When I say we, I mean we. I am guilty. I did it this week to a close friend. She was sharing her feelings regarding a really tough matter in her life and I rode in on my white horse with an alternative explanation for her future. I was slapped in the face with what I had done when I heard my own oh-so frequently used “I know.”
The truth of the matter is, most people feeling loss know the truth. And if they don’t, spewing it at them during this dark time will not convince them of it.
We need to get comfortable with the darkness in order to get close to people experiencing it. We want to save people by bringing them hope:
It gets better.
God is control.
You feel this now, but you won’t later.
It will all come together.
It will happen.
Lean on God.
In my darkest hours, I knew these things were true. But in order for me to bring my emotions to God, I had to experience it.
I want to be there for people experiencing darkness so they don’t have to experience it alone. In order to do that, I have to be comfortable enough to sit and experience it as well; to resist my desire to try and make it better. I can’t make it better anyways.
My best friend gets it.
Leah laid with me for hours in that dark guest room. Since we were little, her soul has always been quiet and it has grown so graceful. The only thing she said to me was, “I want you to say whatever you want or need to.”
Sometimes I spoke and she listened.
Sometimes I stared into oblivion.
Sometimes I cried, and she cried too.
It could not have been comfortable in that room; witnessing one of the people you love most so hurt and broken and small.
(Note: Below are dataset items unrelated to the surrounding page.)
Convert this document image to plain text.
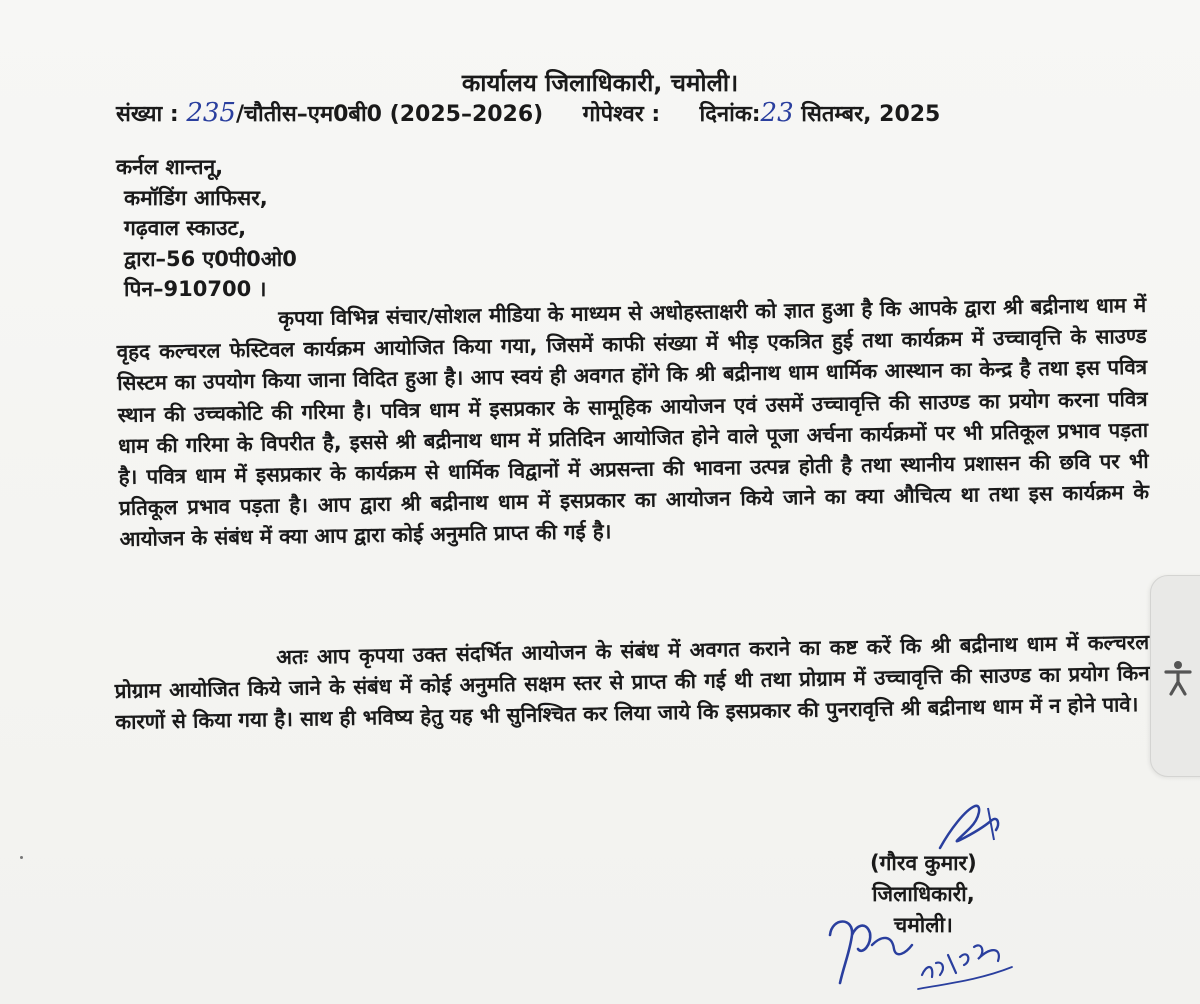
कार्यालय जिलाधिकारी, चमोली।
संख्या : 235/चौतीस–एम0बी0 (2025–2026) गोपेश्वर : दिनांक:23 सितम्बर, 2025
कर्नल शान्तनू,
कमॉडिंग आफिसर,
गढ़वाल स्काउट,
द्वारा–56 ए0पी0ओ0
पिन–910700 ।
कृपया विभिन्न संचार/सोशल मीडिया के माध्यम से अधोहस्ताक्षरी को ज्ञात हुआ है कि आपके द्वारा श्री बद्रीनाथ धाम में वृहद कल्चरल फेस्टिवल कार्यक्रम आयोजित किया गया, जिसमें काफी संख्या में भीड़ एकत्रित हुई तथा कार्यक्रम में उच्चावृत्ति के साउण्ड सिस्टम का उपयोग किया जाना विदित हुआ है। आप स्वयं ही अवगत होंगे कि श्री बद्रीनाथ धाम धार्मिक आस्थान का केन्द्र है तथा इस पवित्र स्थान की उच्चकोटि की गरिमा है। पवित्र धाम में इसप्रकार के सामूहिक आयोजन एवं उसमें उच्चावृत्ति की साउण्ड का प्रयोग करना पवित्र धाम की गरिमा के विपरीत है, इससे श्री बद्रीनाथ धाम में प्रतिदिन आयोजित होने वाले पूजा अर्चना कार्यक्रमों पर भी प्रतिकूल प्रभाव पड़ता है। पवित्र धाम में इसप्रकार के कार्यक्रम से धार्मिक विद्वानों में अप्रसन्ता की भावना उत्पन्न होती है तथा स्थानीय प्रशासन की छवि पर भी प्रतिकूल प्रभाव पड़ता है। आप द्वारा श्री बद्रीनाथ धाम में इसप्रकार का आयोजन किये जाने का क्या औचित्य था तथा इस कार्यक्रम के आयोजन के संबंध में क्या आप द्वारा कोई अनुमति प्राप्त की गई है।
अतः आप कृपया उक्त संदर्भित आयोजन के संबंध में अवगत कराने का कष्ट करें कि श्री बद्रीनाथ धाम में कल्चरल प्रोग्राम आयोजित किये जाने के संबंध में कोई अनुमति सक्षम स्तर से प्राप्त की गई थी तथा प्रोग्राम में उच्चावृत्ति की साउण्ड का प्रयोग किन कारणों से किया गया है। साथ ही भविष्य हेतु यह भी सुनिश्चित कर लिया जाये कि इसप्रकार की पुनरावृत्ति श्री बद्रीनाथ धाम में न होने पावे।
(गौरव कुमार)
जिलाधिकारी,
चमोली।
Leah didn’t come that day with distractions, promises of a better tomorrow, or to cheer me up. She came to literally lay in the darkness with me, to share the weight of my pain, and mourn my baby with me. She was the greatest example of Jesus.
He too, lay with me. He watched me suffer and did not seek to rescue me from it. I said terrible things to Him and He did not correct me. He let me bring every emotion to Him. He held me when I wanted Him least.
He goes into the darkness with us.
It is my prayer that we all might learn to share the pain of others; to not take a step back from it or rescue them with hope, but to experience it together; that we might find beauty in the broken pieces.